Die Frage, ob ein Kind Mobbing ausgesetzt ist, nimmt auf Elternabenden immer wieder größeren Raum ein - nicht zuletzt Mobbing in Chatgruppen. Tatsächlich berichten 60 Prozent der befragten Kinder und Jugendlichen, niemals auf dem Schulhof oder im Klassenzimmer geärgert, angegriffen oder ausgegrenzt zu werden. Allerdings sagen 14 Prozent, auf die Weise mindestens einmal pro Woche drangsaliert zu werden. Im Internet fühlen sich nur 5 Prozent mindestens einmal pro Woche belästigt oder bloßgestellt - 17 Prozent haben solche Demütigungen überhaupt schon erlebt. 82 Prozent der Befragten wurden hingegen noch nie Opfer von Cyber-Mobbing.
Auch hier spielt der Status eine Rolle - so hat nach eigenen Angaben bereits fast jede und jeder Zweite aus Familien mit geringerem Wohlstand Mobbing in der Schule erlitten, aber nur 39 Prozent derjenigen mit subjektiv höherem Sozialstatus. Bei Cyber-Mobbing waren es 27 Prozent der schlechter gestellten und 17 Prozent der besser gestellten Teenager.
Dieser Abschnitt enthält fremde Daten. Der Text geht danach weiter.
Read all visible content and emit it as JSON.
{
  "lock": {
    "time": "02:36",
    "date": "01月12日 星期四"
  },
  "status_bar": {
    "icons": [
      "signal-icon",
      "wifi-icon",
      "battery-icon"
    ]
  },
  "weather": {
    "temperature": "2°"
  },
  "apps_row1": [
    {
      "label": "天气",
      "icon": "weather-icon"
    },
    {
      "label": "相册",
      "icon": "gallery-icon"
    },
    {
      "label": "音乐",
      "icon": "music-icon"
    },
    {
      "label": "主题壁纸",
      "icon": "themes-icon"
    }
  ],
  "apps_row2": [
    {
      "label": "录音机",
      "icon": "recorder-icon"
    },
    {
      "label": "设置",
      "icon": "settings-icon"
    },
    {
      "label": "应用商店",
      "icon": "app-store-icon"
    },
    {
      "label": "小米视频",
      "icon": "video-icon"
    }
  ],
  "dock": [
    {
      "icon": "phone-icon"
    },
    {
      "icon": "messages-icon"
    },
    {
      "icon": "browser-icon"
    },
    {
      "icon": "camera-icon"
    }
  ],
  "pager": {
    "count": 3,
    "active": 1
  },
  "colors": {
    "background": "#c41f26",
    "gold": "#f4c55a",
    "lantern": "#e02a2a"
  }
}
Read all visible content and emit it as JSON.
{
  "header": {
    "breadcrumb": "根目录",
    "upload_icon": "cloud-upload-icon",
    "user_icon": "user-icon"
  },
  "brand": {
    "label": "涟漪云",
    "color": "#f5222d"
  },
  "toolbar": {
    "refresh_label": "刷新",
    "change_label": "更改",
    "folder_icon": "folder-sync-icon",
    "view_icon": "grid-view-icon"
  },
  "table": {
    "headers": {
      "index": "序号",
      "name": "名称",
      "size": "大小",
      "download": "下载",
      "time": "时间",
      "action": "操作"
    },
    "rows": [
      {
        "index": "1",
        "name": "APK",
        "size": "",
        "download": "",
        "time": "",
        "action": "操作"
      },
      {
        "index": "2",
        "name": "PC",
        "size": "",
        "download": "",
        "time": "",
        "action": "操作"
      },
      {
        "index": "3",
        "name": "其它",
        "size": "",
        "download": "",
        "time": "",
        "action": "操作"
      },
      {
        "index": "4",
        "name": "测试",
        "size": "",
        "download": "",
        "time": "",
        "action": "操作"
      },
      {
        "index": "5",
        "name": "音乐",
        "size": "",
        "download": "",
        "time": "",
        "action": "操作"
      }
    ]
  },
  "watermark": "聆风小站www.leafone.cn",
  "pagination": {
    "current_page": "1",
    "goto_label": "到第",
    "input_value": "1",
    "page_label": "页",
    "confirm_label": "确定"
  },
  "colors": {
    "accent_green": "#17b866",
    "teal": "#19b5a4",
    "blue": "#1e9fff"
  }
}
Für DAK-Chef Andreas Storm und Familienstaatssekretärin Deligöz sind die Ergebnisse „alarmierend“. Deligöz sagte: „Wir leben in einer Zeit der Krisen - die prägen die Kindheit unserer Kinder.“ Viele machten sich auch über die Klimakrise oder den Ukraine-Krieg Sorgen - nicht alle seien aber gleich widerstandsfähig. Erst am Vortag hatte das Statistische Bundesamt die Zahl von knapp 2,2 Millionen Kindern und Jugendlichen herausgebracht, die in Deutschland armutsgefährdet sind.
Um die materielle Lage von Kindern zu verbessern, versprach Deligöz, ihr Haus werde bis Ende der Sommerpause den angekündigten Gesetzentwurf für eine Kindergrundsicherung vorlegen. Mit wie vielen Milliarden Euro diese ausgestattet wird, war zuletzt in der Regierung allerdings umstritten. Zudem machte Deligöz auf ein Programm aufmerksam, mit dem Sozialarbeiterinnen und -arbeiter in großem Stil in die Schulen geschickt werden.